The “Chicago Story Lady” had a remarkable knack for telling a good fairy tale. Born the tenth child in a family of eleven children, Chicago native, Georgene Faulkner realized she had a gift for writing and performing enchanting stories. Dressed in costumes appropriate for her tales, Georgene spun her talent into a career entertaining children, parents, and teachers. During World War I she expanded it to include homesick American troops in Europe.
Her sister, Elizabeth, founded The Faulkner School in 1909 on Chicago’s south side where Georgene headed the kindergarten department. For more than 60 years together the sisters provided a homelike environment “to advance ideals, teach little children how to listen and to think, broaden their imaginations and fill their hearts with thoughts of heroism, kindness, and brotherly love,” she stated.

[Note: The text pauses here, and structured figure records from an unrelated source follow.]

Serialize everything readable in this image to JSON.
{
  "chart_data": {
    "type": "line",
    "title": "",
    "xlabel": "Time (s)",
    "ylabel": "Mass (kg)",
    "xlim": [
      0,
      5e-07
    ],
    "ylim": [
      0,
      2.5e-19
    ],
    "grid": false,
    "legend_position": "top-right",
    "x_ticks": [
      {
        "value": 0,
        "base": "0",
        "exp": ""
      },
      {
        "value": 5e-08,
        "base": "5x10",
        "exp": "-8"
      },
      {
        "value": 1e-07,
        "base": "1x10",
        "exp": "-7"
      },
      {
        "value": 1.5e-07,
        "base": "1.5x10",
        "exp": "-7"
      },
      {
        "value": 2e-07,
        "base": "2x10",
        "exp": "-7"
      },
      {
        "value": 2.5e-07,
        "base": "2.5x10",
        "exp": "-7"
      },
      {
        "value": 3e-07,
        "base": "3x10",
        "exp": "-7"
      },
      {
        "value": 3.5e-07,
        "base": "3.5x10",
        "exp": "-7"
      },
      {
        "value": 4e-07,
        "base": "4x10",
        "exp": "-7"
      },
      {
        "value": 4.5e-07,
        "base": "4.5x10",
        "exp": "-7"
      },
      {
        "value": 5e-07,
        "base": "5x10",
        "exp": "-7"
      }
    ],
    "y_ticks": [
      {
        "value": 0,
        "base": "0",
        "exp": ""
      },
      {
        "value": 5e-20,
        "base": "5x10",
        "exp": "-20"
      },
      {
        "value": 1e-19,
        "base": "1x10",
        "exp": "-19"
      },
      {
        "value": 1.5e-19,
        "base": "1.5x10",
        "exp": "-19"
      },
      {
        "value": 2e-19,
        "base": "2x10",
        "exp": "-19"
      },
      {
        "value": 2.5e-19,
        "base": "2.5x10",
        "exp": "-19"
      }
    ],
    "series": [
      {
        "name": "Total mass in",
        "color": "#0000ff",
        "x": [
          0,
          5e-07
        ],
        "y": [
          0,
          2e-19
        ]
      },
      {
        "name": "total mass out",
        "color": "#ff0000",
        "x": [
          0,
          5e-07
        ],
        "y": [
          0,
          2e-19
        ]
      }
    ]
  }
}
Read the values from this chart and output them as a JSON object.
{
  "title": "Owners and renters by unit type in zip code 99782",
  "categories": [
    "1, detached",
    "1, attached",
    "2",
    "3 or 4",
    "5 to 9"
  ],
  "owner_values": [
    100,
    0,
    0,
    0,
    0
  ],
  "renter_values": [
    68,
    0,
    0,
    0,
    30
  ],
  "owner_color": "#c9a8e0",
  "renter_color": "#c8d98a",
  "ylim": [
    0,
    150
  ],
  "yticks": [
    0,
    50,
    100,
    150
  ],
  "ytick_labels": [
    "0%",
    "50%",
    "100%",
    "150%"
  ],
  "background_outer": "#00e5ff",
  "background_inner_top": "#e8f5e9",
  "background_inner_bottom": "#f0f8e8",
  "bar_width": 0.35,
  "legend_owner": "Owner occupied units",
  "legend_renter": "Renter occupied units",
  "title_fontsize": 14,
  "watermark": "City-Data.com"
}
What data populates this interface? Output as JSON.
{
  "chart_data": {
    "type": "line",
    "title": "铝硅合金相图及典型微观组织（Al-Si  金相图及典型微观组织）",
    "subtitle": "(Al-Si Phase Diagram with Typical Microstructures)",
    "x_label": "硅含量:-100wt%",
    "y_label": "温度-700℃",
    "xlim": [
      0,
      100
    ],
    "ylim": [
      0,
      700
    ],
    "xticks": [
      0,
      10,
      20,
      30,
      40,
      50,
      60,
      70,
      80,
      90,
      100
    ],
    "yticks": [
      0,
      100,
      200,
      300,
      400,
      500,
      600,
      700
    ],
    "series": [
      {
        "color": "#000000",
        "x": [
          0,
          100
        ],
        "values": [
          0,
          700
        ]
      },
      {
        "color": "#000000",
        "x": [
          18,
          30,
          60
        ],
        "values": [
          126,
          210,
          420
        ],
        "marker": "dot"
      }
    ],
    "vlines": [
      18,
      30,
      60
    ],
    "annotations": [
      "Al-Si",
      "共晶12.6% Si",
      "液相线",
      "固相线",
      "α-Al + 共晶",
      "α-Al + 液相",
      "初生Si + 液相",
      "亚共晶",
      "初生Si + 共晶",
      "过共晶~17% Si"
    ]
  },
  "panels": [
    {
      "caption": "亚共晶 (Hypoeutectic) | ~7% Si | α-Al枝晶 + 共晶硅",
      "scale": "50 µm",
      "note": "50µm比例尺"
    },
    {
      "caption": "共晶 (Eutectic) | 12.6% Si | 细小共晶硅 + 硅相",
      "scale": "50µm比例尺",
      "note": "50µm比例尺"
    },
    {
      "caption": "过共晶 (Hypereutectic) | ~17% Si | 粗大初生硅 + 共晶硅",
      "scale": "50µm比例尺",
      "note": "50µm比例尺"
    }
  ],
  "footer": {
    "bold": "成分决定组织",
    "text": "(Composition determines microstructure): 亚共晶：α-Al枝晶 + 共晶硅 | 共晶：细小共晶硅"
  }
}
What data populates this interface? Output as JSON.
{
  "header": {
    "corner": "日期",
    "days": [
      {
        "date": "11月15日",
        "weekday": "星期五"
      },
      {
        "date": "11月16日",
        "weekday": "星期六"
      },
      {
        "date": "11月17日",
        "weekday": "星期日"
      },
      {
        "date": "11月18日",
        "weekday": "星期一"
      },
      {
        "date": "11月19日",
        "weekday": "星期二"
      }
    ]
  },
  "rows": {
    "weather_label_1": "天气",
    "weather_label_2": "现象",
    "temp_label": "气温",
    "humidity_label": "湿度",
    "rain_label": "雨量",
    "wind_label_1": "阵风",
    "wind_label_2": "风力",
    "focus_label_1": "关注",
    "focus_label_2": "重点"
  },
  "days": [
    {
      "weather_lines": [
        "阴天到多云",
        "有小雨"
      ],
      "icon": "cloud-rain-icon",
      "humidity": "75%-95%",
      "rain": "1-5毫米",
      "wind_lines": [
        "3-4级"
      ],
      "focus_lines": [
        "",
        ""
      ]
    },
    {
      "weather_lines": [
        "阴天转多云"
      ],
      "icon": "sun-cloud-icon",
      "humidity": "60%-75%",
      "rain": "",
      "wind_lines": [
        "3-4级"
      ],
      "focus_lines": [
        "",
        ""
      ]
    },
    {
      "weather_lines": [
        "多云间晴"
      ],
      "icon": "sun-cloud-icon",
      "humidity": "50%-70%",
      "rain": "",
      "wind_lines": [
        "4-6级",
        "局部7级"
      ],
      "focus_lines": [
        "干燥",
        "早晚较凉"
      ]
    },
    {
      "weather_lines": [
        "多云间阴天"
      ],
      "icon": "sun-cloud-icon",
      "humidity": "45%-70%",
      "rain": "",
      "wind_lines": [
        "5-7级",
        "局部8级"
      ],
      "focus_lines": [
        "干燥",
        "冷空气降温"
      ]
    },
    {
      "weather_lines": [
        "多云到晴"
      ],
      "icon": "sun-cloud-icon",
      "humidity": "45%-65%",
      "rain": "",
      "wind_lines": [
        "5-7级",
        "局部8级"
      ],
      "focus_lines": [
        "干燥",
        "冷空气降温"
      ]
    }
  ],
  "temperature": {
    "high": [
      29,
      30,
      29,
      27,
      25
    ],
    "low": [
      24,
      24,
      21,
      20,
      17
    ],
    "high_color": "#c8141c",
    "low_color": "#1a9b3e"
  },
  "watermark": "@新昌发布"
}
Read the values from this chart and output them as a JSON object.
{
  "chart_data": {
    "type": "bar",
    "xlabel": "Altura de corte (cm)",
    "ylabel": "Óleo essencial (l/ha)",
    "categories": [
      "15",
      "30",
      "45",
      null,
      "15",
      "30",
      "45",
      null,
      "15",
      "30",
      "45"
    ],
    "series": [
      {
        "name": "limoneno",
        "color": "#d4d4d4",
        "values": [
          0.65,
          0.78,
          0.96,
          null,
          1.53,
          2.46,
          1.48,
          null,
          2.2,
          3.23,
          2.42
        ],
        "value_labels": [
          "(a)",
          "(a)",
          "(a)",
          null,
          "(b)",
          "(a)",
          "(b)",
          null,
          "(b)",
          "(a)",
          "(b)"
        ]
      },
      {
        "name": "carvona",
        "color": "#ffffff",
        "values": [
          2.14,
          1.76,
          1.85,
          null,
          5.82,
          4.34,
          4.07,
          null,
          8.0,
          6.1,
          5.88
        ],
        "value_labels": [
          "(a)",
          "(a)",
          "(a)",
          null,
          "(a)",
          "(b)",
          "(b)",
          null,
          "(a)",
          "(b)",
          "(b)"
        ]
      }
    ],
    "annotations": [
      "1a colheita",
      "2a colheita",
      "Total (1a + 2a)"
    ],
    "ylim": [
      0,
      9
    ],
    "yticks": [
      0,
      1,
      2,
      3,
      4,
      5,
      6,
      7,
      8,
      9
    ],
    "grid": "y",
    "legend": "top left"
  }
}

As the children’s editor of the Chicago Tribune from 1911 to 1919, she wrote on a variety of children’s topics. In 1922, Georgene was the first to record children’s records and the first to broadcast those children’s stories over Chicago radio. Her programs “The Story Lady” and “Air Castle” could be heard on WMAQ and WGN. She authored seventeen children’s books from 1913 to 1952.
Georgene was a member of the Illinois Woman’s Press Association throughout her career and was a close friend and colleague of the IWPA’s eleventh president, Mary Eleanor O’Donnell, who from 1910 to 1913 was the woman’s editor at the Chicago Tribune.